Russia 'aggressive' but no 'immediate threat': NATO chief

Russia 'aggressive' but no 'immediate threat': NATO chief

OSLO - Agence France-Presse
Russia aggressive but no immediate threat: NATO chief

AP Photo

Russia's recent behaviour is more aggressive but does not pose an immediate threat to NATO, the alliance's chief Jens Stoltenberg said on June 4.

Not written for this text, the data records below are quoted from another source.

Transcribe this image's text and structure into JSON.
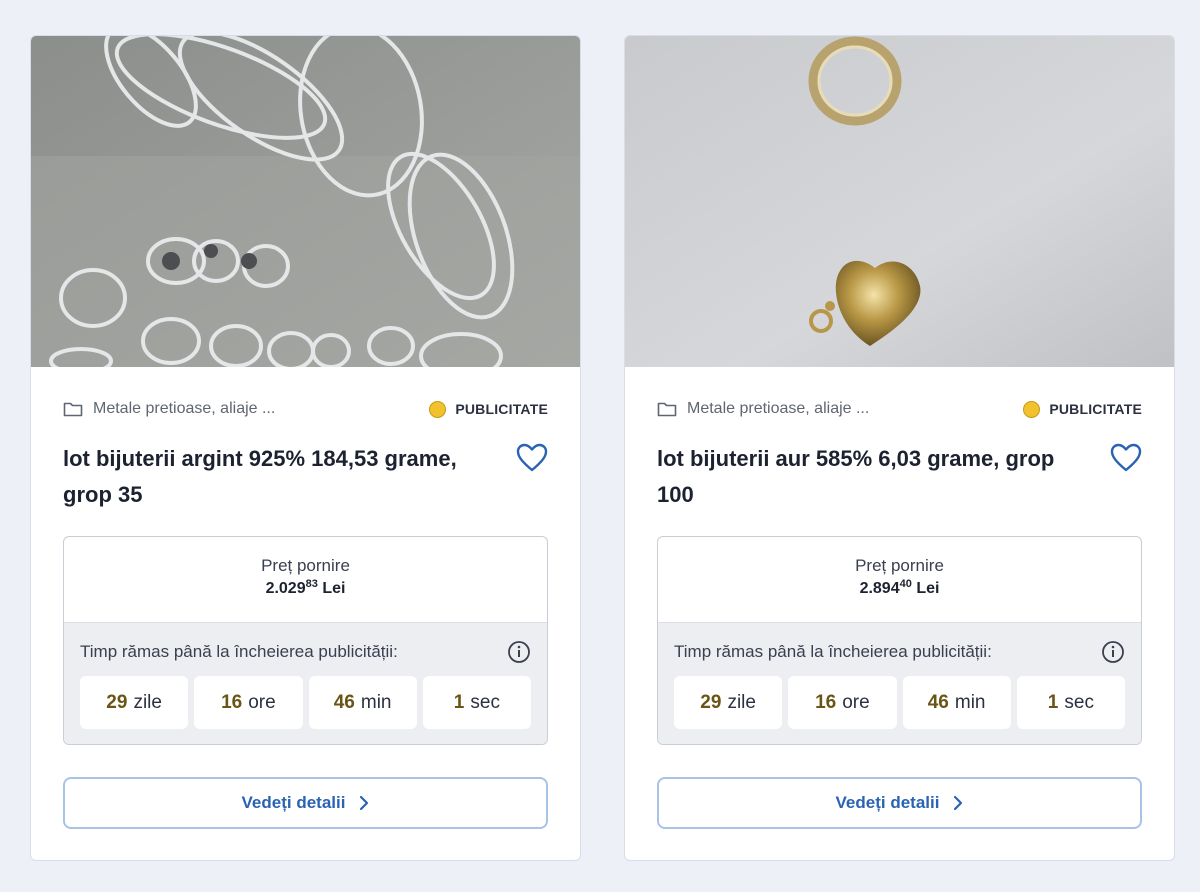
{
  "colors": {
    "page_bg": "#eef0f7",
    "accent_blue": "#2a63b3",
    "badge_dot": "#f2c12e",
    "timer_number": "#6a5416"
  },
  "cards": [
    {
      "category": "Metale pretioase, aliaje ...",
      "badge": "PUBLICITATE",
      "title": "lot bijuterii argint 925% 184,53 grame, grop 35",
      "price_label": "Preț pornire",
      "price_main": "2.029",
      "price_cents": "83",
      "currency": "Lei",
      "timer_label": "Timp rămas până la încheierea publicității:",
      "days": "29",
      "days_unit": "zile",
      "hours": "16",
      "hours_unit": "ore",
      "minutes": "46",
      "minutes_unit": "min",
      "seconds": "1",
      "seconds_unit": "sec",
      "details_label": "Vedeți detalii",
      "icons": [
        "folder-icon",
        "heart-icon",
        "info-icon",
        "chevron-right-icon"
      ]
    },
    {
      "category": "Metale pretioase, aliaje ...",
      "badge": "PUBLICITATE",
      "title": "lot bijuterii aur 585% 6,03 grame, grop 100",
      "price_label": "Preț pornire",
      "price_main": "2.894",
      "price_cents": "40",
      "currency": "Lei",
      "timer_label": "Timp rămas până la încheierea publicității:",
      "days": "29",
      "days_unit": "zile",
      "hours": "16",
      "hours_unit": "ore",
      "minutes": "46",
      "minutes_unit": "min",
      "seconds": "1",
      "seconds_unit": "sec",
      "details_label": "Vedeți detalii",
      "icons": [
        "folder-icon",
        "heart-icon",
        "info-icon",
        "chevron-right-icon"
      ]
    }
  ]
}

"We do not see an immediate threat from the East against any NATO country," Stoltenberg told Norwegian radio NRK, when asked whether Russian President Vladimir Putin was a threat to peace.
 
"What we see is increased unpredictability, increased insecurity, increased nervousness," the former Norwegian prime minister said during his first official visit to his native country since taking over as NATO secretary general last year.
 
Stoltenberg painted a picture of a heavily re-militarised Russia "which is unfortunately now more aggressive than it was a few years ago," and which doesn't hesitate "to resort to military force to re-draw the borders in Europe," citing Crimea, Ukraine and Georgia as examples.
 
Like Ukrainian authorities, Western countries accuse Russia -- which annexed the Crimean peninsula in early 2014 -- of arming the rebellion in eastern Ukraine and of having sending regular troops there, which Moscow fiercely denies.
 
"Our aim is to cooperate with Russia," Stoltenberg said.
 
"That benefits NATO, that benefits Russia," he added.
 
Despite an official ceasefire, at least 24 people, most of them separatists, have been killed in renewed fighting between government forces and pro-Russian rebels in the past 24 hours in Ukraine's east, according to Ukrainian authorities and the separatists.